The employees work around the clock. Organisms don’t take holidays and evenings off, and neither do they, Hayes said.

“(We) produce more so we can meet the growing demand,” he said. “The market has grown, and one thing you never want to do as a company is run out.”

The company and market has been growing so much that ABM is working to grow its physical footprint as well. Construction has been going on at the corporate office, at 375 Bonnewitz Ave, for a few months, and the company is planning a new manufacturing location in Van Wert’s Vision Industrial Park.

The company began in 2000 in a two-car garage on Keppler Street in Van Wert. It had been converted into a one bedroom apartment in which Custis and his partner Leon Bird originally started the company to market products for small companies that had good technology but didn’t have a way to the marketplace, Custis said.

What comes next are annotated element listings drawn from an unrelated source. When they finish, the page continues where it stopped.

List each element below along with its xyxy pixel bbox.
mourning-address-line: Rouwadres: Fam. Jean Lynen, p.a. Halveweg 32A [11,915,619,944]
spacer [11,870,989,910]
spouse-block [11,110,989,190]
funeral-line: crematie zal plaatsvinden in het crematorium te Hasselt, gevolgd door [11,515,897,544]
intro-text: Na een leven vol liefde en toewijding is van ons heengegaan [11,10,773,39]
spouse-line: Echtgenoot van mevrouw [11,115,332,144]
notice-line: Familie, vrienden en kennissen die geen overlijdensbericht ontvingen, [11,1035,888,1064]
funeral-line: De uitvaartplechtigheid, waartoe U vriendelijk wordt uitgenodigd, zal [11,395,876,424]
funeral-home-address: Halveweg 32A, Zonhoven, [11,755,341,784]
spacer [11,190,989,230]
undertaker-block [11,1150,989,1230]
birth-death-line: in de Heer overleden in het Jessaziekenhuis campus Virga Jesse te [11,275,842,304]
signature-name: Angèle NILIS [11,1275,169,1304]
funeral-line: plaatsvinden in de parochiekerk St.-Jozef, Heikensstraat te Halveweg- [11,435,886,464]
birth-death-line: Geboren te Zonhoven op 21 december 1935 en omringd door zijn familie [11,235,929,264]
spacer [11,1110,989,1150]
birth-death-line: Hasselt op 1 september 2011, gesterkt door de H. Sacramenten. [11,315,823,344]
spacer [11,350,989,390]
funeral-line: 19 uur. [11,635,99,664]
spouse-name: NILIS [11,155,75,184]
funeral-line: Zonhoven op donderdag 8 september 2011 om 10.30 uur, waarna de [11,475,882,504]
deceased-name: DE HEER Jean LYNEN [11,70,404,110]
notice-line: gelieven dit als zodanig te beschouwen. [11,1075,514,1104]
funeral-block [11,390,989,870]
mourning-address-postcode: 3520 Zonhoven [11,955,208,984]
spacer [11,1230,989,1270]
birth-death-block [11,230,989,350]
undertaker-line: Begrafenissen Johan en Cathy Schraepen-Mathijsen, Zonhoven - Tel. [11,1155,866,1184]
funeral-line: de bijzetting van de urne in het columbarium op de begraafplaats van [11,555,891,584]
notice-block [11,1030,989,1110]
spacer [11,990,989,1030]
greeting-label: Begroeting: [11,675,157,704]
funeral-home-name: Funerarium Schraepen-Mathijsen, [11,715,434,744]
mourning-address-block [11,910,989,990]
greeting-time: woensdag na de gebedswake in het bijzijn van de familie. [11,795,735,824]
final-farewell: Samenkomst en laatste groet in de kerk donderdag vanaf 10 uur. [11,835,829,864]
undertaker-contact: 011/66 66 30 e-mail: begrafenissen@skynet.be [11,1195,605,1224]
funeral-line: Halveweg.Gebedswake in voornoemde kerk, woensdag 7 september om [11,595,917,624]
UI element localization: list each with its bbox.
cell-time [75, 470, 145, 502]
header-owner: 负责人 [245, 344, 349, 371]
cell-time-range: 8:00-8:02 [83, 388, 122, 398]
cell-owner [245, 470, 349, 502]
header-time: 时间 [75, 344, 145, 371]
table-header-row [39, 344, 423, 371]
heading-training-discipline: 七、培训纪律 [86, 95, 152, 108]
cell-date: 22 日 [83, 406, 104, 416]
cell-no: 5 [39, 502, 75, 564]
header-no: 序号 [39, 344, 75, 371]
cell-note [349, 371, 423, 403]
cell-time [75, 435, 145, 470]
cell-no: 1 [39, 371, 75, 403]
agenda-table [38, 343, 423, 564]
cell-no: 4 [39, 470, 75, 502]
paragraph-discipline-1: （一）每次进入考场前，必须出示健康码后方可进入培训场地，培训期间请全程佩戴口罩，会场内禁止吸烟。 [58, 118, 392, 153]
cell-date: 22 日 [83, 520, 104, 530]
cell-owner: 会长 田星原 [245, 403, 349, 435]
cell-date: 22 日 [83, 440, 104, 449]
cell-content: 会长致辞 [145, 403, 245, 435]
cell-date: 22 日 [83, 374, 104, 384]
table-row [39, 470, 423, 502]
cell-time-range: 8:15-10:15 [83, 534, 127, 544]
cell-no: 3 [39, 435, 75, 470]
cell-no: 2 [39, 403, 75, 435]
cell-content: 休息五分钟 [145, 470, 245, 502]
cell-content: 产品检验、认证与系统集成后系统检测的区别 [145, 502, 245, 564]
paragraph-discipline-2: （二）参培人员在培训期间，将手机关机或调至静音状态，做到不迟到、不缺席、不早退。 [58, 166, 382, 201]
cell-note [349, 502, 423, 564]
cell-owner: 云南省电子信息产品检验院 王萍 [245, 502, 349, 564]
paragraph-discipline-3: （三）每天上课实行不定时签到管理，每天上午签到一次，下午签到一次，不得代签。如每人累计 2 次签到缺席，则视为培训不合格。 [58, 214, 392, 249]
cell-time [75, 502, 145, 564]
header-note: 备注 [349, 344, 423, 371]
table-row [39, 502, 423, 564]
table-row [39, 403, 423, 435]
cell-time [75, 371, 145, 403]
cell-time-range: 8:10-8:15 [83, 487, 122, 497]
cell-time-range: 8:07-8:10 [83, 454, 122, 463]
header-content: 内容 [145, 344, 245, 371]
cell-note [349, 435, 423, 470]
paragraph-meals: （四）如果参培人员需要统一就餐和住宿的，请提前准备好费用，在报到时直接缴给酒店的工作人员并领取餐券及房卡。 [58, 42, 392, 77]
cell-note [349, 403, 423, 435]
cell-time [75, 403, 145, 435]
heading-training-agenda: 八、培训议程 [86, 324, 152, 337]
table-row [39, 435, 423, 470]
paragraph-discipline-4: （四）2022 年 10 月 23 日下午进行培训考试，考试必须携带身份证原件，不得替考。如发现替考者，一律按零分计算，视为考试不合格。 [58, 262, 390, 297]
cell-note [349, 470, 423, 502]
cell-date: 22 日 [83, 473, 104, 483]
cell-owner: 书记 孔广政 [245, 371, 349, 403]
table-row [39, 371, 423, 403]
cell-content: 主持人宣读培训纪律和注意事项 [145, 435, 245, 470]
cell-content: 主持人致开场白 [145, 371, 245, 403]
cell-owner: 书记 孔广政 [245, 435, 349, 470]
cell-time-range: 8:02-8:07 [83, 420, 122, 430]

In 2002, the company moved to an old self-storage facility on Bonnewitz, where the company is today. It began making its own soybean inoculates.

In 2010, the company started selling nationwide, and today it distributes internationally as well.

All along, Custis envisioned the company would be the size it is today, and growing. He said the largest asset it has is the people.

“We have a great group of employees,” he said. “They’re the ones that helped me build the company.”

The employee base has slowly grown with the company, and Custis has been deliberate with the type of people the company hires. It looks for qualifications and the ability to fit into the company culture, he said.

“We can have great products and great technology, but unless we have the right people in the right places to be successful, it won’t work,” he said. “The employees are what makes the company.”